In his new book, Ready to Win, Matthew Mitchell, the former head coach of the greatly triumphant University of Kentucky women’s basketball team, offers secrets for sustained success that he honed through his 20-year coaching career in NCAA collegiate basketball. His method focuses on attaining a mindset of world-class preparation that promises to position readers to win over the long term, whatever their pursuit.
Ready to Win’s underlying premise is that consistent and diligent preparation effectively positions anyone to win over and over through the long run. Committing to driving toward excellence, and doing what is necessary to get there, provides a confidence boost when facing any high pressure situation.
Mitchell states, “A well-prepared leader and his team may lose individual battles, but overall, a consistently prepared leader literally cannot lose.”
Packed with entertaining and edifying anecdotes from coaching that involve dissecting wins, losses, and swerves, Mitchell keeps his discussion on how to achieve championship-level preparation lively and relatable for readers looking for a path to success. Starting with how to identify the level of preparation in which we currently fall — casual, cursory, compliant, committed, or constant — he describes the steps to take in committing to advancing to higher levels.
A particularly meaningful chapter discusses how to adopt a mindset of excellence, in which always doing one’s best becomes its own reward and makes for a life well lived.
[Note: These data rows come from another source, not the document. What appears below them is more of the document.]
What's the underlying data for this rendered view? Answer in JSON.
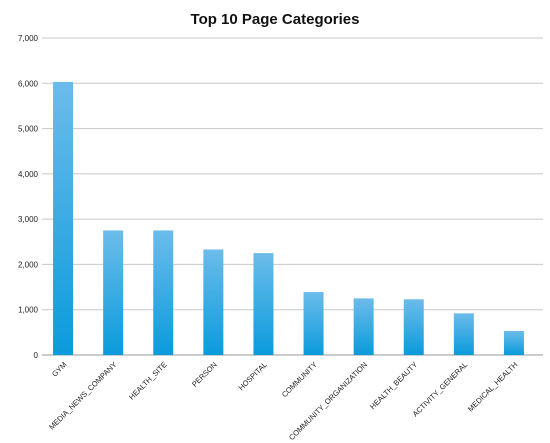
{
  "chart_data": {
    "type": "bar",
    "title": "Top 10 Page Categories",
    "xlabel": "",
    "ylabel": "",
    "categories": [
      "GYM",
      "MEDIA_NEWS_COMPANY",
      "HEALTH_SITE",
      "PERSON",
      "HOSPITAL",
      "COMMUNITY",
      "COMMUNITY_ORGANIZATION",
      "HEALTH_BEAUTY",
      "ACTIVITY_GENERAL",
      "MEDICAL_HEALTH"
    ],
    "values": [
      6030,
      2750,
      2750,
      2330,
      2250,
      1390,
      1250,
      1230,
      920,
      530
    ],
    "ylim": [
      0,
      7000
    ],
    "yticks": [
      "0",
      "1,000",
      "2,000",
      "3,000",
      "4,000",
      "5,000",
      "6,000",
      "7,000"
    ],
    "grid": true,
    "legend": "none",
    "colors": {
      "bar_top": "#6cbcea",
      "bar_bottom": "#0a9bdc",
      "grid": "#c8c8c8",
      "axis": "#9a9a9a"
    }
  }
}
Mitchell shares how he attained this principle both from his father’s approach to giving one’s all to any project, as well as from his Boy Scout leader’s philosophy of leaving every campsite better than they found it. This mindset creates a habit of always driving toward excellence in every pursuit — and is one that serves well for achieving our highest level.
Ready to Win offers an actionable formula for instilling a routine of constant preparation. From clarifying goals — and also subgoals — to determining strategy, and formulating and executing a plan, the framework positions readers to win over and over again. Fundamentally, Mitchell emphasizes that growth should never stop, and growth requires mastering preparation.
Explains Mitchell, “Think of the most successful coaches and business leaders. Was there any chance Warren Buffet was not going to be successful at whatever he chose? Would Pat Summit or John Wooden have failed anywhere? No chance, because they did not leave it up to chance. Focused, constant preparers achieve sustained success.”
Especially useful for readers motivated to get started executing Mitchell’s preparation formula is his downloadable “Ready to Win Journal,” with worksheets to help stay accountable and on track in their winning preparation venture.
Mitchell’s Ready to Win is an invitation to begin believing in ourselves and our ability to attain our goals — in sports, in business, and in life.